Bere Regis Village Website

Village Archaeological Notes

You will find below occasional Archaeological finds from Bere Regis Villagers in our Village...

Note 1
In about 2003, a small stamped brass button was found, during gardening, in the plot behind No.88 West Street / Central Stores.
The button’s diameter is 16.5mm and the stamping reads "Jenkins - Bere Regis".
Henry Charles Jenkins was a tailor at the beginning of his trading life, so the button almost certainly dates from between 1866 and 1889 as the description of tailor drops off his list of activities in the 1890s.
Henry Charles Jenkins
Born: unknown but probably between 1831 and 1841
Died: 27 February 1904
Place of business: No.12/13, North Street, Bere Regis
Trade Directory entries between 1830 and 1939:-
1867 Henry Charles Jenkin, tailor
1871 Henry Charles Jenkins, tailor
1875 Henry Charles Jenkins, tailor
1880 Hy. Chas. Jenkins, tailor & woollen draper
1885 Henry Charles Jenkins, tailor, woollen draper, hatter, stationer & fancy goods dealer & Post Office.
1889 Henry Charles Jenkins, tailor, woollen draper, hatter, stationer & fancy goods dealer, assistant overseer & collector of rates, Post Office.
1898 Henry Charles Jenkins, grocer & stationer, assistant overseer & collector of rates, Post Office.
1903 Henry Charles Jenkins, grocer & stationer, assistant overseer & clerk to the Parish Council, Post Office.
Note 2
In 1971 it was noticed that damp was penetrating the walls of the church.
It was decided that to solve this problem to dig a trench around the outer walls so that the walls could dry out.
This long term solution is still evident and was successful.
During the digging process one coin was found. It was a penny which was quite worn, but had the distinctive double-head of William & Mary who reigned jointly between 1689 and 1694.
The wear suggests that it was lost twenty or so years after those dates.
The real value of a penny in about 1700 was about 400 times its value in 2000, so about £1.66 in today's money.
Brief summary of William and Mary's Reign
William III's reign had its origins from 14 April 1687 when King James II granted freedom of worship in England, Scotland and Wales. When his wife Mary had a child there was a real risk she would be raised a Catholic, and by 30 June 1688 Whig leaders invited the King's son-in-law William of Orange to rule the UK. James II took flight from London on 23 December 1688 as William of Orange entered the city.
Before the Whig plan could be sealed William III and Mary II were proclaimed joint monarchs of the UK and its colonies.

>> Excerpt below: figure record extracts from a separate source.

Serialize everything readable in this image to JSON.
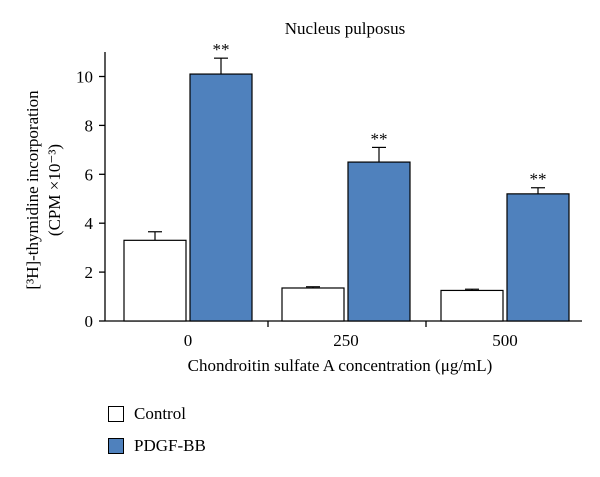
{
  "chart_data": {
    "type": "bar",
    "title": "Nucleus pulposus",
    "xlabel": "Chondroitin sulfate A concentration (μg/mL)",
    "ylabel_line1": "[³H]-thymidine incorporation",
    "ylabel_line2": "(CPM ×10⁻³)",
    "categories": [
      "0",
      "250",
      "500"
    ],
    "ylim": [
      0,
      11
    ],
    "yticks": [
      "0",
      "2",
      "4",
      "6",
      "8",
      "10"
    ],
    "series": [
      {
        "name": "Control",
        "color": "#ffffff",
        "values": [
          3.3,
          1.35,
          1.25
        ],
        "errors": [
          0.35,
          0.05,
          0.05
        ],
        "annotations": [
          "",
          "",
          ""
        ]
      },
      {
        "name": "PDGF-BB",
        "color": "#4f81bd",
        "values": [
          10.1,
          6.5,
          5.2
        ],
        "errors": [
          0.65,
          0.6,
          0.25
        ],
        "annotations": [
          "**",
          "**",
          "**"
        ]
      }
    ],
    "legend_position": "bottom-left",
    "grid": false
  }
}
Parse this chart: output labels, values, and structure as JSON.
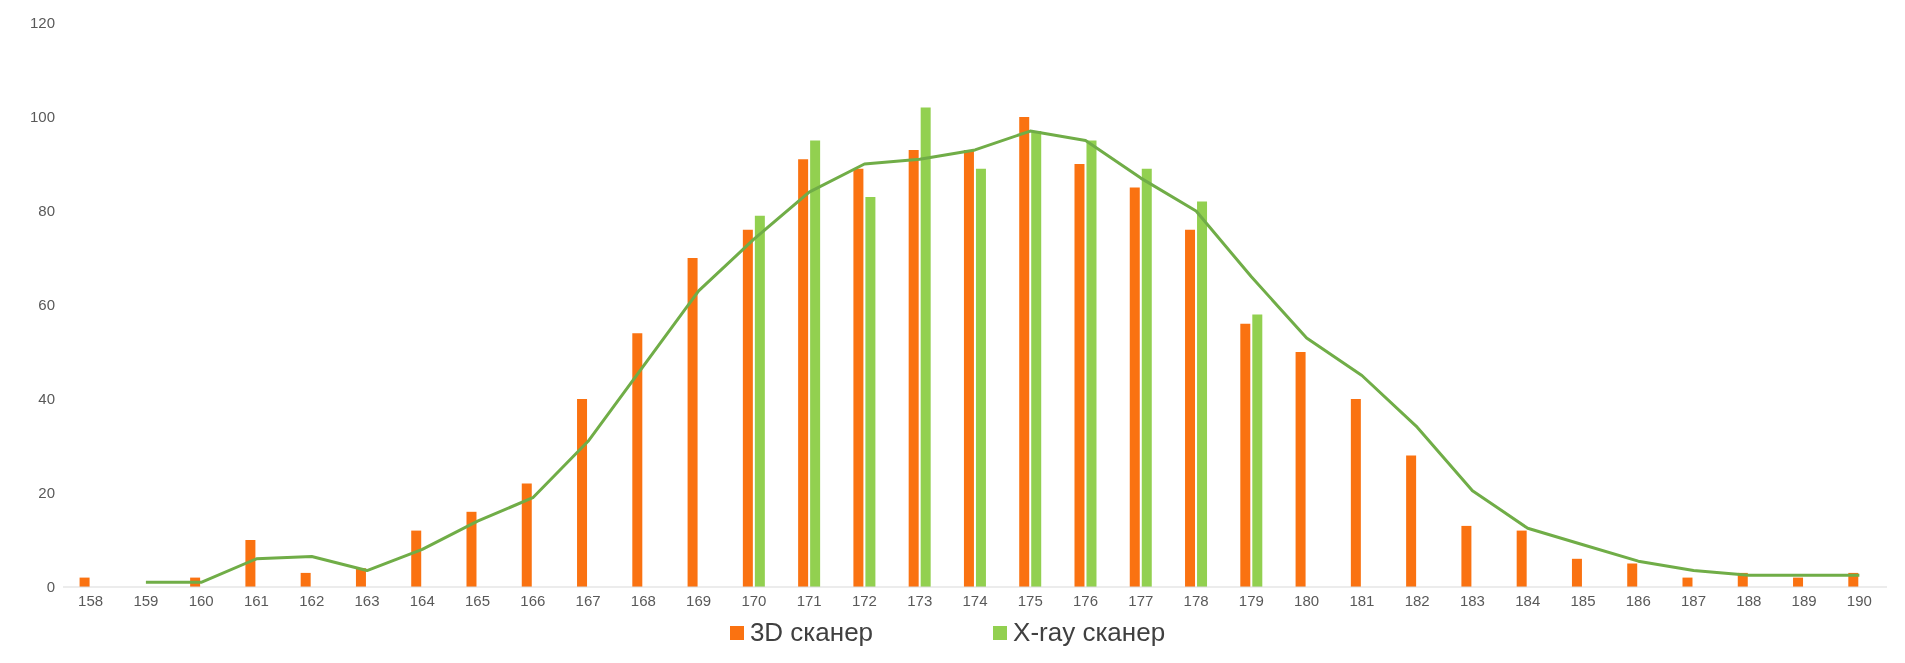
{
  "chart_data": {
    "type": "bar",
    "categories": [
      "158",
      "159",
      "160",
      "161",
      "162",
      "163",
      "164",
      "165",
      "166",
      "167",
      "168",
      "169",
      "170",
      "171",
      "172",
      "173",
      "174",
      "175",
      "176",
      "177",
      "178",
      "179",
      "180",
      "181",
      "182",
      "183",
      "184",
      "185",
      "186",
      "187",
      "188",
      "189",
      "190"
    ],
    "series": [
      {
        "name": "3D сканер",
        "color": "#fa7211",
        "values": [
          2,
          null,
          2,
          10,
          3,
          4,
          12,
          16,
          22,
          40,
          54,
          70,
          76,
          91,
          89,
          93,
          93,
          100,
          90,
          85,
          76,
          56,
          50,
          40,
          28,
          13,
          12,
          6,
          5,
          2,
          3,
          2,
          3
        ]
      },
      {
        "name": "X-ray сканер",
        "color": "#92d050",
        "values": [
          null,
          null,
          null,
          null,
          null,
          null,
          null,
          null,
          null,
          null,
          null,
          null,
          79,
          95,
          83,
          102,
          89,
          97,
          95,
          89,
          82,
          58,
          null,
          null,
          null,
          null,
          null,
          null,
          null,
          null,
          null,
          null,
          null
        ]
      },
      {
        "type": "line",
        "color": "#70ad47",
        "values": [
          null,
          1,
          1,
          6,
          6.5,
          3.5,
          8,
          14,
          19,
          31,
          47,
          63,
          74,
          84,
          90,
          91,
          93,
          97,
          95,
          87,
          80,
          66,
          53,
          45,
          34,
          20.5,
          12.5,
          9,
          5.5,
          3.5,
          2.5,
          2.5,
          2.5
        ]
      }
    ],
    "ylim": [
      0,
      120
    ],
    "yticks": [
      0,
      20,
      40,
      60,
      80,
      100,
      120
    ],
    "grid": false,
    "legend": "bottom",
    "marker": "none"
  }
}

On 30 June 1690 at the Battle of Beachy Head the French defeated an English fleet under Admiral Herbert, Lord Torrington, then the next day, 1 July, the Battle of the Boyne saw William III's army defeat the Catholic pretender James II and his French army; the ex-King returned to exile in France.
The Battle of Aughrin culminated on 12 July 1691 with William and Mary's General Ginkel defeated the Irish army under the Earl of Lucan, then on 3 October 1691 Limerick surrendered to Ginkel after a siege, and this led to the Treaty of Limmerick.

In 1692 William and Mary sequestered Pennsylvania from William Penn and transferred it to the Governor of New York, Benjamin Fletcher.
Meanwhile on 13 February 1692 the Massacre of Glencoe involved the Campbells killing every member of the MacDonald clan aged under 70 years.
Then on 24 July 1692 the French defeated an English army at the Battle of Steenkirken. In 1693 William III initiated the "national debt" by borrowing over £1 million from the Bank of England to fight his wars with various European states.
The BoE received a charter in 1694. On 29 July 1693 the French beat an English army in the Battle of Neerwindon, but the next year the Royal Navy bombarded the ports of Dieppe, Dunkirk and Le Havre. In September 1695 William III's forces captured Namur.
In 1696 an Assassination Plot was discovered to murder William III and Sir George Barclay and Sir John Fenwick were hanged. In 1697 on 30 September the Treaty of Ryswick ended the 'War of the League of Augsburg' with France recognising William III as King of England, Wales & Scotland with Anne as Heir-presumptive.
In 1698 the English authorities recognised the slave trade, opening it up to British merchants, leading to increased trade, then the founding of the London Stock Exchange in the same year.
Also in 1698 Thomas Savery invented the steam engine to pump water out of coal mines.
Also in 1698 Whitehall Palace burned down. In 1701 Jethro Tull invented the seed drill, but on 7 September 1701 war clouds returned with the 'War of the Spanish Succession' with England joining the alliance of Italy, Holland and Savoy, against Spain and later France. William III died on 8 March 1702, aged 51, after falling from his horse, and he was succeeded by his sister-in-law Anne.